I do not know how to proof that integral $\displaystyle \int^{\infty}_{1} \frac{(lnx)^{\pi}}{(x-1)^3} dx $ exists. I have used Taylor or convergence tests but I do not see the next steps.
I do not know how to proof that integral $\displaystyle \int^{\infty}_{1} \frac{(lnx)^{\pi}}{(x-1)^3} dx $ exists. I have used Taylor or convergence tests but I do not see the next steps.
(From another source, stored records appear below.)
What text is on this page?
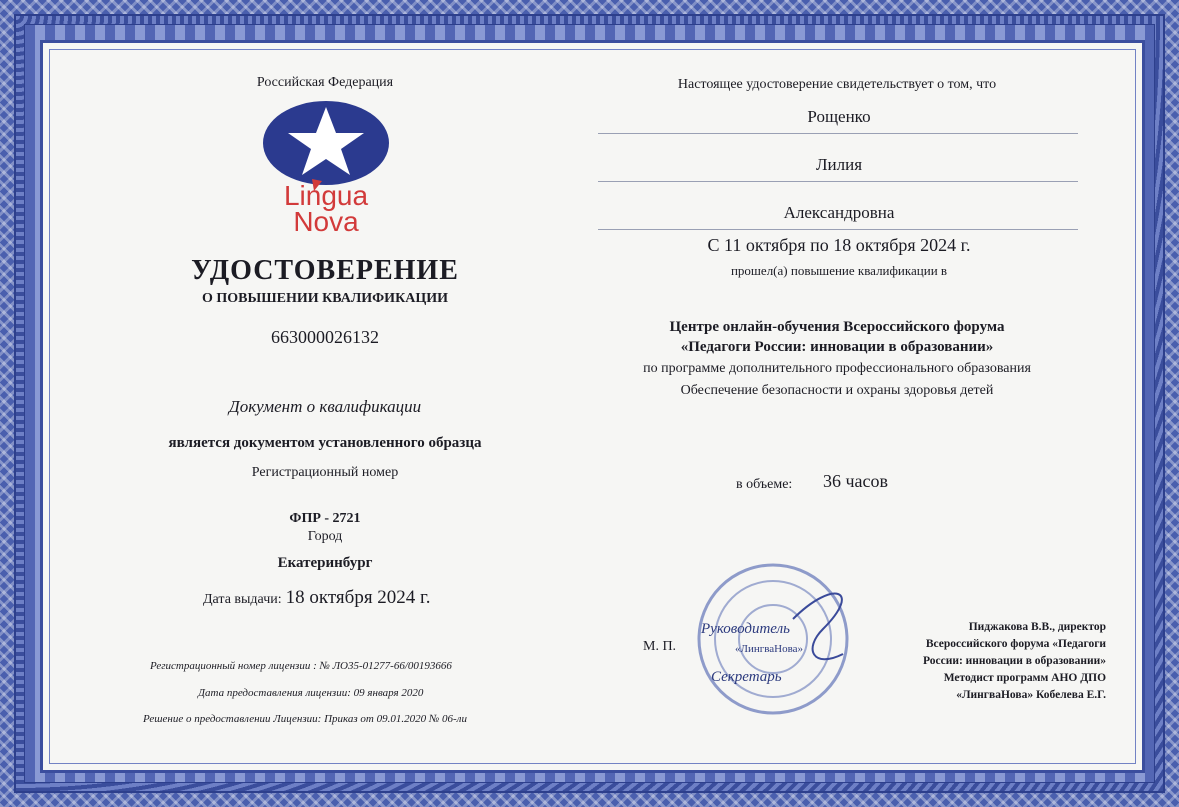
Российская Федерация
Lingua
Nova
УДОСТОВЕРЕНИЕ
О ПОВЫШЕНИИ КВАЛИФИКАЦИИ
663000026132
Документ о квалификации
является документом установленного образца
Регистрационный номер
ФПР - 2721
Город
Екатеринбург
Дата выдачи: 18 октября 2024 г.
Регистрационный номер лицензии : № ЛО35-01277-66/00193666
Дата предоставления лицензии: 09 января 2020
Решение о предоставлении Лицензии: Приказ от 09.01.2020 № 06-ли
Настоящее удостоверение свидетельствует о том, что
Рощенко
Лилия
Александровна
С 11 октября по 18 октября 2024 г.
прошел(а) повышение квалификации в
Центре онлайн-обучения Всероссийского форума
«Педагоги России: инновации в образовании»
по программе дополнительного профессионального образования
Обеспечение безопасности и охраны здоровья детей
в объеме: 36 часов
М. П.
Руководитель
«ЛингваНова»
Секретарь
Пиджакова В.В., директор
Всероссийского форума «Педагоги
России: инновации в образовании»
Методист программ АНО ДПО
«ЛингваНова» Кобелева Е.Г.
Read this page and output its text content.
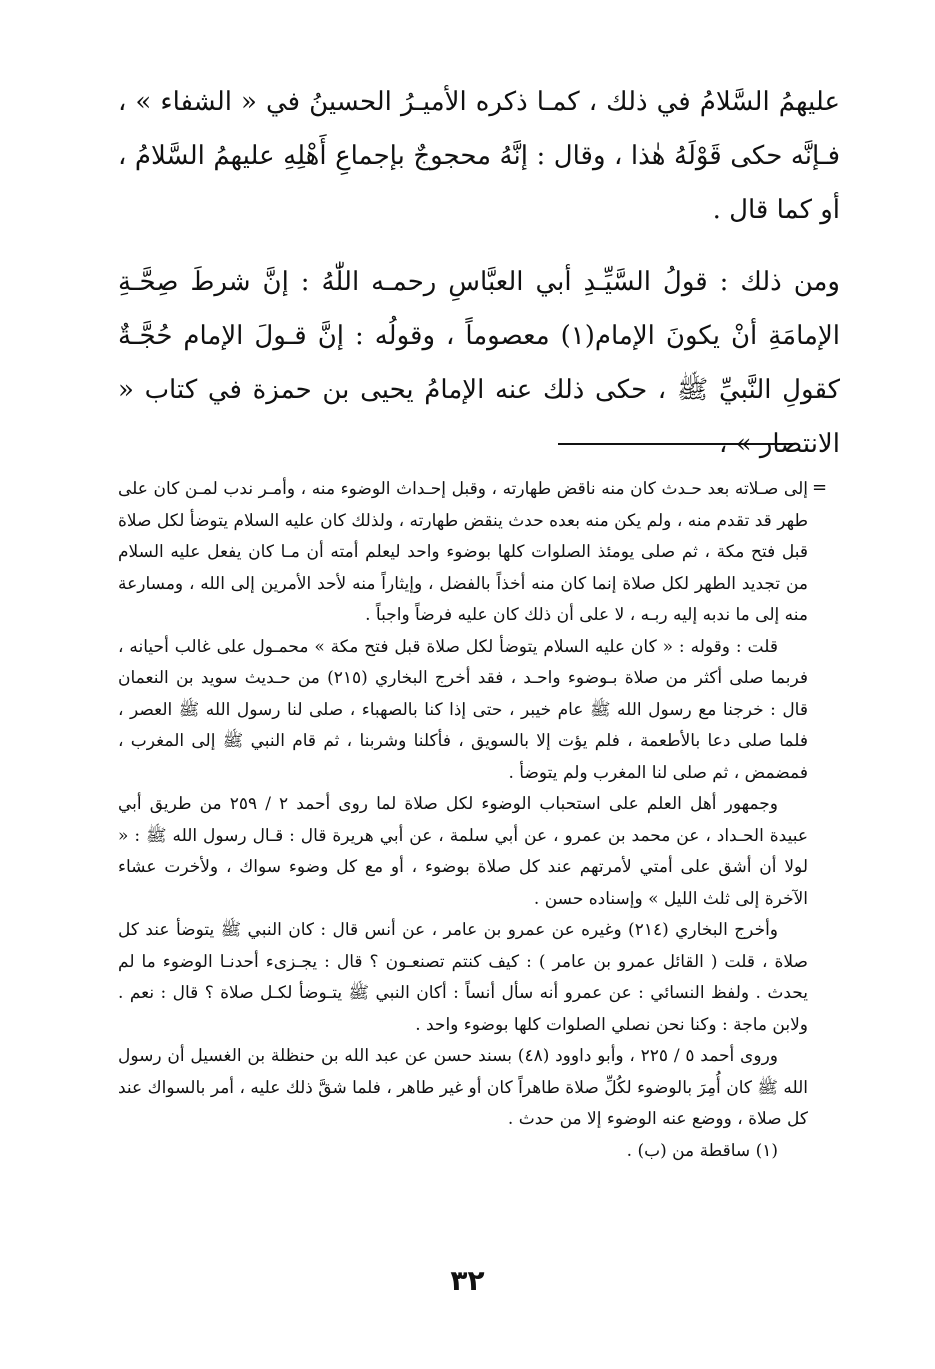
عليهمُ السَّلامُ في ذلك ، كمـا ذكره الأميـرُ الحسينُ في « الشفاء » ، فـإنَّه حكى قَوْلَهُ هٰذا ، وقال : إنَّهُ محجوجٌ بإجماعِ أَهْلِهِ عليهمُ السَّلامُ ، أو كما قال .

ومن ذلك : قولُ السَّيِّـدِ أبي العبَّاسِ رحمـه اللّٰهُ : إنَّ شرطَ صِحَّـةِ الإمامَةِ أنْ يكونَ الإمام(١) معصوماً ، وقولُه : إنَّ قـولَ الإمام حُجَّـةٌ كقولِ النَّبيِّ ﷺ ، حكى ذلك عنه الإمامُ يحيى بن حمزة في كتاب « الانتصار » ،

=

إلى صـلاته بعد حـدث كان منه ناقض طهارته ، وقبل إحـداث الوضوء منه ، وأمـر ندب لمـن كان على طهر قد تقدم منه ، ولم يكن منه بعده حدث ينقض طهارته ، ولذلك كان عليه السلام يتوضأ لكل صلاة قبل فتح مكة ، ثم صلى يومئذ الصلوات كلها بوضوء واحد ليعلم أمته أن مـا كان يفعل عليه السلام من تجديد الطهر لكل صلاة إنما كان منه أخذاً بالفضل ، وإيثاراً منه لأحد الأمرين إلى الله ، ومسارعة منه إلى ما ندبه إليه ربـه ، لا على أن ذلك كان عليه فرضاً واجباً .

قلت : وقوله : « كان عليه السلام يتوضأ لكل صلاة قبل فتح مكة » محمـول على غالب أحيانه ، فربما صلى أكثر من صلاة بـوضوء واحـد ، فقد أخرج البخاري (٢١٥) من حـديث سويد بن النعمان قال : خرجنا مع رسول الله ﷺ عام خيبر ، حتى إذا كنا بالصهباء ، صلى لنا رسول الله ﷺ العصر ، فلما صلى دعا بالأطعمة ، فلم يؤت إلا بالسويق ، فأكلنا وشربنا ، ثم قام النبي ﷺ إلى المغرب ، فمضمض ، ثم صلى لنا المغرب ولم يتوضأ .

وجمهور أهل العلم على استحباب الوضوء لكل صلاة لما روى أحمد ٢ / ٢٥٩ من طريق أبي عبيدة الحـداد ، عن محمد بن عمرو ، عن أبي سلمة ، عن أبي هريرة قال : قـال رسول الله ﷺ : « لولا أن أشق على أمتي لأمرتهم عند كل صلاة بوضوء ، أو مع كل وضوء سواك ، ولأخرت عشاء الآخرة إلى ثلث الليل » وإسناده حسن .

وأخرج البخاري (٢١٤) وغيره عن عمرو بن عامر ، عن أنس قال : كان النبي ﷺ يتوضأ عند كل صلاة ، قلت ( القائل عمرو بن عامر ) : كيف كنتم تصنعـون ؟ قال : يجـزىء أحدنـا الوضوء ما لم يحدث . ولفظ النسائي : عن عمرو أنه سأل أنساً : أكان النبي ﷺ يتـوضأ لكـل صلاة ؟ قال : نعم . ولابن ماجة : وكنا نحن نصلي الصلوات كلها بوضوء واحد .

وروى أحمد ٥ / ٢٢٥ ، وأبو داوود (٤٨) بسند حسن عن عبد الله بن حنظلة بن الغسيل أن رسول الله ﷺ كان أُمِرَ بالوضوء لكُلِّ صلاة طاهراً كان أو غير طاهر ، فلما شقَّ ذلك عليه ، أمر بالسواك عند كل صلاة ، ووضع عنه الوضوء إلا من حدث .

(١) ساقطة من (ب) .

٣٢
I guess now I should do: $\displaystyle \int^{\infty}_{1} \frac{(lnx)^{\pi}}{(x-1)^3} dx =\underbrace{ \int^{A}_{1} \frac{(lnx)^{\pi}}{(x-1)^3} dx}_{1} +\underbrace{\int^{\infty}_{A} \frac{(lnx)^{\pi}}{(x-1)^3} dx}_{2} $ for $\displaystyle A>1$. With Your observation I conclude the first integral converges but how about the second one?
Thank you for your last post.
Using $\displaystyle \lim_{x \rightarrow \infty} \frac{\ln ^{\pi}x}{x^3}=0 $ I can prove the integer satisfied necessary condition but it is not sufficient. On the other hand in convergence tests limes to zero say nothing (I mean limit comparison test). Maybe I am wrong?
What I intended to say is that for x 'large enough' is...
$\displaystyle \frac{\ln^{\pi} x}{x^{3}}< \frac{1}{x^{3-\varepsilon}}$ (1)
... no matter 'how small' is $\displaystyle \varepsilon>0$. Now the integral...
$\displaystyle \int_{a}^{\infty}\frac{dx}{x^{\alpha}}\ ,\ a>0$ (2)
.... converges for all $\displaystyle \alpha>1$, so that also Your integral converges...
Kind regards
$\displaystyle \chi$ $\displaystyle \sigma$